A $50 million Nunavut jail by 2006?

Even if all possible alternatives to jail are implemented, a $50 million federal-territorial correctional institution with space for 230 inmates will likely be needed soon in Nunavut.

By JIM BELL

IQALUIT — It’s inevitable. No matter how Nunavut’s corrections system is improved, Nunavut will need another correctional centre soon.

That’s a conclusion contained in a recent report done for Justice Minister Jack Anawak by the Nunavut Corrections Planning Committee.

“The crime rates and the severity of the crime is so bad that even if you’re trying to use as little incarceration as possible, you’re going to end up with a lot of people in jail. There’s no way out of it,” says John Evans, a Vancouver consultant who helped the Nunavut Corrections Planning Committee prepare their recently released report on Nunavut’s corrections system.

Evans is also the author of a 1998 report produced for the Government of the Northwest Territories’ justice department.

That report, entitled “Crime and Corrections in the Northwest Territories,” exposed glaring deficiencies in the territorial correctional system, most of which Nunavut has inherited.

Evans found a non-existent probation supervision system, hopelessly overcrowded correctional centres, and little or no programs aimed at helping inmates deal with the issues that led to their crimes.

He also found that, although the overall per capita crime rate in Nunavut and the Northwest Territories is levelling off, the rate of violent crime is increasing.

Evans said that with a “pretty alarming” crime rate — such as a rate of sexual assault that is 700 per cent higher than the rest of Canada — incarceration in Nunavut is “a necessary evil.”

Serious overcrowding

But there is only one correctional centre in Nunavut, the Baffin Correctional Centre, which was originally designed to be a minimum security institution holding 42 low-risk inmates.

But now, it has become an overcrowded, barely functional, and increasingly dangerous medium security institution holding up to 60-70 inmates, including many remand prisoners who have been accused of serious, violent crimes.

That’s only half the number of convicted persons in Nunavut serving sentences of less than two years who need to be incarcerated in territorial institutions. Usually, another 70-80 Nunavummiut are serving time in the Yellowknife Correctional Centre, where conditions aren’t much better than in BCC.

On top of that, another 80 or so federal inmates from Nunavut — people serving sentences longer than two years — are doing time at federal penitentiaries in the South.

The Nunavut corrections committee has found, therefore, that to achieve the goal of bringing Nunavut’s prisoners back to Nunavut, a new federal-territorial institution will be have to built in Nunavut.

The new facility would require years of careful planning, and would be large enough to house 230 adult males — 150 of whom would be serving teritorial time, and another 80 of whom would be serving federal time.

The total cost of building the structure is estimated at least $50 million.

“Crime is expensive,” Evans said.

Rebecca Williams, Nunavut’s assistant deputy minister of justice, said the Nunavut corrections committee discussed the concept of a federal-provincial institution in Nunavut even at their first meetings.

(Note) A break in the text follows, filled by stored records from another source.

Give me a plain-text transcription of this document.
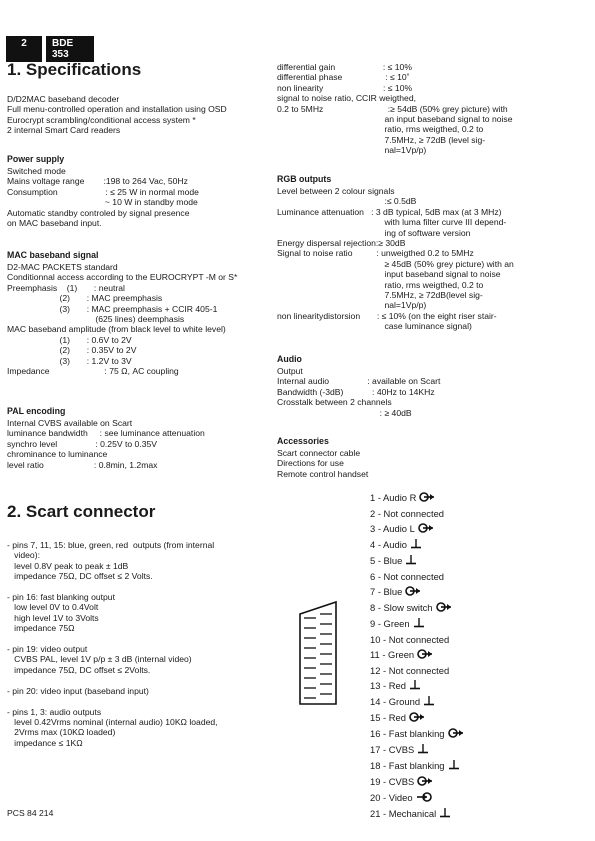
2	BDE 353
1. Specifications
D/D2MAC baseband decoder
Full menu-controlled operation and installation using OSD
Eurocrypt scrambling/conditional access system *
2 internal Smart Card readers
Power supply
Switched mode
Mains voltage range        :198 to 264 Vac, 50Hz
Consumption                    : ≤ 25 W in normal mode
~ 10 W in standby mode
Automatic standby controled by signal presence
on MAC baseband input.
MAC baseband signal
D2-MAC PACKETS standard
Conditionnal access according to the EUROCRYPT -M or S*
Preemphasis    (1)       : neutral
(2)       : MAC preemphasis
(3)       : MAC preemphasis + CCIR 405-1
(625 lines) deemphasis
MAC baseband amplitude (from black level to white level)
(1)       : 0.6V to 2V
(2)       : 0.35V to 2V
(3)       : 1.2V to 3V
Impedance                       : 75 Ω, AC coupling
PAL encoding
Internal CVBS available on Scart
luminance bandwidth     : see luminance attenuation
synchro level                : 0.25V to 0.35V
chrominance to luminance
level ratio                     : 0.8min, 1.2max
2. Scart connector
- pins 7, 11, 15: blue, green, red  outputs (from internal
video):
level 0.8V peak to peak ± 1dB
impedance 75Ω, DC offset ≤ 2 Volts.

- pin 16: fast blanking output
low level 0V to 0.4Volt
high level 1V to 3Volts
impedance 75Ω

- pin 19: video output
CVBS PAL, level 1V p/p ± 3 dB (internal video)
impedance 75Ω, DC offset ≤ 2Volts.

- pin 20: video input (baseband input)

- pins 1, 3: audio outputs
level 0.42Vrms nominal (internal audio) 10KΩ loaded,
2Vrms max (10KΩ loaded)
impedance ≤ 1KΩ
PCS 84 214
differential gain                    : ≤ 10%
differential phase                  : ≤ 10˚
non linearity                         : ≤ 10%
signal to noise ratio, CCIR weigthed,
0.2 to 5MHz                           :≥ 54dB (50% grey picture) with
an input baseband signal to noise
ratio, rms weigthed, 0.2 to
7.5MHz, ≥ 72dB (level sig-
nal=1Vp/p)
RGB outputs
Level between 2 colour signals
:≤ 0.5dB
Luminance attenuation   : 3 dB typical, 5dB max (at 3 MHz)
with luma filter curve III depend-
ing of software version
Energy dispersal rejection:≥ 30dB
Signal to noise ratio          : unweigthed 0.2 to 5MHz
≥ 45dB (50% grey picture) with an
input baseband signal to noise
ratio, rms weigthed, 0.2 to
7.5MHz, ≥ 72dB(level sig-
nal=1Vp/p)
non linearitydistorsion       : ≤ 10% (on the eight riser stair-
case luminance signal)
Audio
Output
Internal audio                : available on Scart
Bandwidth (-3dB)            : 40Hz to 14KHz
Crosstalk between 2 channels
: ≥ 40dB
Accessories
Scart connector cable
Directions for use
Remote control handset
1 - Audio R
2 - Not connected
3 - Audio L
4 - Audio
5 - Blue
6 - Not connected
7 - Blue
8 - Slow switch
9 - Green
10 - Not connected
11 - Green
12 - Not connected
13 - Red
14 - Ground
15 - Red
16 - Fast blanking
17 - CVBS
18 - Fast blanking
19 - CVBS
20 - Video
21 - Mechanical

The facility, she said, would be intended for serious offenders who need help to reintegrate. Violent offenders will never make it to halfway houses until they have proper access to programs aimed at helping them overcome the problems that led to their crimes.

More alternatives to jail

But she also said that her department is also working on alternatives to jail that in the short-term, could reduce the numbers of people going to territorial institutions.

This includes the creation of a system of community corrections workers is to better look after offenders, leaving social workers free to look after the needs of victims.

“If we have community corrections. workers, then the social workers will he able to work with the victims and families,” Williams said.

As well, Williams said the staff hired to work with prisoners will need training “to do their jobs better.”

For non-Inuit, training will “help them know who they’re dealing with,” For Inuit, the training would be to help them understand Southern-style institutions.

The Nunavut justice department is already talking to Corrections Canada about paying for the required training, and the new institution.

She said that the recommendations of her corrections committe will cost a lot to implement, but that there’s a huge human cost to crime that no one ever considers.

The committee is also recommending that the new institution be located in a community that has a hospital, a large RCMP detachment, a relatively cheap supply of services, and a large labour pool.

Evans doesn’t see the new institution being located anywhere except Iqaluit because of the risk of riots or strikes by jail guards — in which case a large RCMP detachment would be needed to manage the jail.

But Evans said such an institution can’t work unless there are adequate programs for offenders — including drug and alcohol treatment, and treatment for violent behaviour and sexual offending.

He said that programs such as the practice of using BCC inmates to clean up garbage and shovel snow are extremely limited.

“It doesn’t stop them from hitting their wives,” Evans said.

Ultimately, he said, Nunavut needs to seriously address the issue of crime prevention.

“People have to take ownership of the problems,” he said.